Лермонтовский образ звезд говорящих также встречается у Бродского. Но говорит или поет одна звезда — солист оркестра, который отзвучал:
Так смолкают оркестры. Город сродни попытке
воздуха удержать ноту от тишины,
и дворцы стоят, как сдвинутые пюпитры,
плохо освещены.
Только фальцет звезды меж телеграфных линий —
там, где глубоким сном спит гражданин Перми.

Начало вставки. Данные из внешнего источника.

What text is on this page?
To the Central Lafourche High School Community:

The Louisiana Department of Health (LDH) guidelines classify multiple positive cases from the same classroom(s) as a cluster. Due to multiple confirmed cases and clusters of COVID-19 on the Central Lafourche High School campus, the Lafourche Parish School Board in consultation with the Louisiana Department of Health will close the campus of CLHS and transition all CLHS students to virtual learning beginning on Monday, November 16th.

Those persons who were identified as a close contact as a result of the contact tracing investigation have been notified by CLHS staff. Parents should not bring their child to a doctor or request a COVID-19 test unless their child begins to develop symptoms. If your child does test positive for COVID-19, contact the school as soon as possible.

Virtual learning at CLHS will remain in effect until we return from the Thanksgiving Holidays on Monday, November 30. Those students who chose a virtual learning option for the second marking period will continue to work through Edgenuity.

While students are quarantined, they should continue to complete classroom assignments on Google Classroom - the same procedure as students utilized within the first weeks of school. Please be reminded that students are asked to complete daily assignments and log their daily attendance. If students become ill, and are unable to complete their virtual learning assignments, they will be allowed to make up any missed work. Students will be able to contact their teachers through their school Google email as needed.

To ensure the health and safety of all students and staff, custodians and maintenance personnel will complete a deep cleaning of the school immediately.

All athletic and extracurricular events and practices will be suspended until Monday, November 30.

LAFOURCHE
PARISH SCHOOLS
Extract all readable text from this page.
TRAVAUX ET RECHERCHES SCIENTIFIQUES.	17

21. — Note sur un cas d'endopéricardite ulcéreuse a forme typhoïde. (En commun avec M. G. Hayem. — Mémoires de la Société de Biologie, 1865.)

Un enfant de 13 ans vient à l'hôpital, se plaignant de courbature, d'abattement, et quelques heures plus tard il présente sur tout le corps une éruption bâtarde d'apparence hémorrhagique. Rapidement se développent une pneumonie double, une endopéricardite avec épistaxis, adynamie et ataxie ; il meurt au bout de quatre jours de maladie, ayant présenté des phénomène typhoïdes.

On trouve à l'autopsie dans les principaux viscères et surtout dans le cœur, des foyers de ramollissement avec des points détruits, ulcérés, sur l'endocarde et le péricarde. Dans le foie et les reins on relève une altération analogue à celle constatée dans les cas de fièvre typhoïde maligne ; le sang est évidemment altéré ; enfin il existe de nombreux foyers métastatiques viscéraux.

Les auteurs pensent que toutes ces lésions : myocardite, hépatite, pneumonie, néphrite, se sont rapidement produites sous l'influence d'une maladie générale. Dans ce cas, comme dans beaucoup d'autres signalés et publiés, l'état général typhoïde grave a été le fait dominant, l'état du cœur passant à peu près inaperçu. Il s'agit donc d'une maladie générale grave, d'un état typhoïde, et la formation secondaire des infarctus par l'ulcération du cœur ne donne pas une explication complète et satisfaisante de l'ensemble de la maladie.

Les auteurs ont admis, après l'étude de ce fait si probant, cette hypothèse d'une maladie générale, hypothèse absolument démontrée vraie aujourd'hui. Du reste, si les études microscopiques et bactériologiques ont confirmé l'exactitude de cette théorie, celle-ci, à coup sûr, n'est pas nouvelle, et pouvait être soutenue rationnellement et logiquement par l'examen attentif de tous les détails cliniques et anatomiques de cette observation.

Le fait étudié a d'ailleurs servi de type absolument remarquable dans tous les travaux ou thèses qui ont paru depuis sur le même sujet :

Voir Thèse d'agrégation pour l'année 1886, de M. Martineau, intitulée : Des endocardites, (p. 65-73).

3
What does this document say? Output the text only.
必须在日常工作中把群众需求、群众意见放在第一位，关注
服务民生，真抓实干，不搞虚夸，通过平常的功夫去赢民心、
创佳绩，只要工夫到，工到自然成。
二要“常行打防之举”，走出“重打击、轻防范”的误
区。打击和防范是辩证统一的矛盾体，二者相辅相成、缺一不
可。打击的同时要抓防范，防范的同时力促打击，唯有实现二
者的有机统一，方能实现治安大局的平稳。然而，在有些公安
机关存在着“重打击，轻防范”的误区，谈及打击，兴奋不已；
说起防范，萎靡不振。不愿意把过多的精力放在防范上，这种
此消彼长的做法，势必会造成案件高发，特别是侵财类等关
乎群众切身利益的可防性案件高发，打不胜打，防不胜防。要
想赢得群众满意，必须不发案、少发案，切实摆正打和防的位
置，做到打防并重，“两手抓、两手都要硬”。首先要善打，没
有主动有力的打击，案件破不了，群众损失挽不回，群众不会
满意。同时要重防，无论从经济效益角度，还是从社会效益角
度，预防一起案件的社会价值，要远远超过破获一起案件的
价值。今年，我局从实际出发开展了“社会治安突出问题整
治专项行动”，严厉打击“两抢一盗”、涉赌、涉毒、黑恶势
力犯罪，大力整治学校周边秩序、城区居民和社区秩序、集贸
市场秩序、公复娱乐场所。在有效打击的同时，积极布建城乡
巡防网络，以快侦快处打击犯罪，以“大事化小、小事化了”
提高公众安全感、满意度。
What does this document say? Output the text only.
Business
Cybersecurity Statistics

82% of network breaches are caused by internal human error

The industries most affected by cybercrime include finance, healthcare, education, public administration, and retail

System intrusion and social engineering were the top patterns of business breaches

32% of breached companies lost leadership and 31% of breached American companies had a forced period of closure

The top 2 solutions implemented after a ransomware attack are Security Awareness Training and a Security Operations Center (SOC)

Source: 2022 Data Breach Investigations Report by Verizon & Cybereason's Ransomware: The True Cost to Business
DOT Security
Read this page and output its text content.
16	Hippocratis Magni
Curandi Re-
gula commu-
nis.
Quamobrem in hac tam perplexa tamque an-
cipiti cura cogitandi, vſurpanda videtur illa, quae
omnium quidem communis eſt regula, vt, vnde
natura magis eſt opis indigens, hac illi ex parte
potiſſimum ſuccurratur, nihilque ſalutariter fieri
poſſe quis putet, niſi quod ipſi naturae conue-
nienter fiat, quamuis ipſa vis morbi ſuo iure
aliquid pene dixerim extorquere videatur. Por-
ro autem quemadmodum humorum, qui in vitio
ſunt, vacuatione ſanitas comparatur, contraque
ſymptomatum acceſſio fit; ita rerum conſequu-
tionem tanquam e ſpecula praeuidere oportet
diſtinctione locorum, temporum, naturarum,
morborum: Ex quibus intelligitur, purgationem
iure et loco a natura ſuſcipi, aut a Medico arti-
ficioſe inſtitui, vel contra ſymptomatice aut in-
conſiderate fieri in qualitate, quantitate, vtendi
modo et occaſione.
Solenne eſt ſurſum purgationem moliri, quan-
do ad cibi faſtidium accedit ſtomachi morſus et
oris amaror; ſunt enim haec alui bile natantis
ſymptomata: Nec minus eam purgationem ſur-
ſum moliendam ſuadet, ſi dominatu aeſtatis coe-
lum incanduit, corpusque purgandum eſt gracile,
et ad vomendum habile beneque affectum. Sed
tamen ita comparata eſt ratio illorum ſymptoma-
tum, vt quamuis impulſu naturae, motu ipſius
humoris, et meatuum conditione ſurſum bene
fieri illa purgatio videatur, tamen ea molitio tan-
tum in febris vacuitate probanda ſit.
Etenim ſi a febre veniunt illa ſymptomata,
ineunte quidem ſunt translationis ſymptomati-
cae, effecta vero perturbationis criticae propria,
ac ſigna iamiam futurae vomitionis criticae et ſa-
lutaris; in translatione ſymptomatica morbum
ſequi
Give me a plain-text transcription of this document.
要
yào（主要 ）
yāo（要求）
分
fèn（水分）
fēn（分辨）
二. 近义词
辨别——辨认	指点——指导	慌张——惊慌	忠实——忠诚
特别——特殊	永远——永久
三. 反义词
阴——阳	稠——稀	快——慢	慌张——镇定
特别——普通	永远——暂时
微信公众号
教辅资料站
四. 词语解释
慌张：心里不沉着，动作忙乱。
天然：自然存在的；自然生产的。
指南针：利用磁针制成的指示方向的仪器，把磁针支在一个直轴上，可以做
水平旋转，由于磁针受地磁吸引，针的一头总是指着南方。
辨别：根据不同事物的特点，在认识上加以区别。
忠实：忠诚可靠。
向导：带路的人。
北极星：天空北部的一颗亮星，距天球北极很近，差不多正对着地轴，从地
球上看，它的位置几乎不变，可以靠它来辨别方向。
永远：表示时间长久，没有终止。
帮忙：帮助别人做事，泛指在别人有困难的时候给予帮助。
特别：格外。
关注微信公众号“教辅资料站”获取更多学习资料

Строка, посвященная похороненному в Венеции С. П. Дягилеву («гражданину Перми»), в плане означающих сходна со сном, которым хотел бы навеки заснуть лирический герой стихотворения «Выхожу один я на дорогу…». Сладкому голосу, поющему про любовь, в стихотворении Лермонтова соответствует песня звезды в венецианском небе, разграфленном проводами, как нотная бумага. Но означаемые у Лермонтова и Бродского различны. Лермонтовский герой мечтает о вечном сне-успокоении, лишь внешне схожем со смертью:
Я б хотел забыться и заснуть!
4
Но не тем холодным сном могилы…
Я б желал навеки так заснуть,
Чтоб в груди дремали жизни силы,
Чтоб дыша вздымалась тихо грудь;
5
Чтоб всю ночь, весь день, мой слух лелея,
Про любовь мне сладкий голос пел,
Надо мной чтоб, вечно зеленея,
Темный дуб склонялся и шумел.
Лермонтовский герой грезит о недостижимом; отвечая автору «Выхожу один я на дорогу…», автор «Венецианских строф (2)» упоминает о реальной смерти, а не о романтическом вечном сне-успокоении. Оспаривающее Лермонтова «переписывание» мотива успокоения-сна под сенью темного дуба Бродский совершает в стихотворениях «В кафе» (1988) и «То не Муза воды набирает в рот» (1980). Герой стихотворения «В кафе» обретает не сон-покой, но лишь его мнимое подобие, связанное не с ощущением жизненных сил, как у Лермонтова, но с чувством собственного не-существования:
Под раскидистым вязом, шепчущим «че-ше-ще»,
превращая эту кофейню в нигде, в вообще
место — как всякое дерево, будь то вяз
или ольха — ибо зелень переживает вас,
я, иначе никто, всечеловек <…>
<…>
сижу, шелестя газетой. <…>
<…> чей покой,
безымянность, безадресность, форму небытия
мы повторяем в сумерках — вяз и я?
Звуки, издаваемые вязом, «че-ше-ще», фонетически сходны со звуком «ш» в слове «шумел», которое завершает лермонтовский текст[536]. Но последовательность этих звуков, находящихся в конце русского алфавита, порождает мотив конца, прекращения жизни. А дерево, вяз, ассоциируется у Бродского не с вечной жизнью, а с небытием; значимо фонетическое сходство с глаголом «увязнуть». Значимы и различия грамматической структуры предложений, описывающих лермонтовского героя, мечтающего о покое под корнями дуба, и героя Бродского, сидящего под раскидистым вязом[537]. У Лермонтова в последней строфе «Я» выступает в роли грамматического объекта, а не субъекта (эта роль отдана таинственному «голосу» и «дубу»): «про любовь мне сладкий голос пел, / Надо мной <…> / Темный дуб склонялся и шумел» (I; 332). Такие конструкции свидетельствуют о «вовлеченности» лирического героя в мир природы, частицей которого «Я» и желает стать. У Бродского вяз и «Я» уравнены в своей грамматической функции субъекта (при том что семантически «Я» — «никто»). Построение высказываний указывает на невозможность для Бродского такой «вовлеченности». На невозможность даже мечты о покое — вечном сне под густой кроной дуба.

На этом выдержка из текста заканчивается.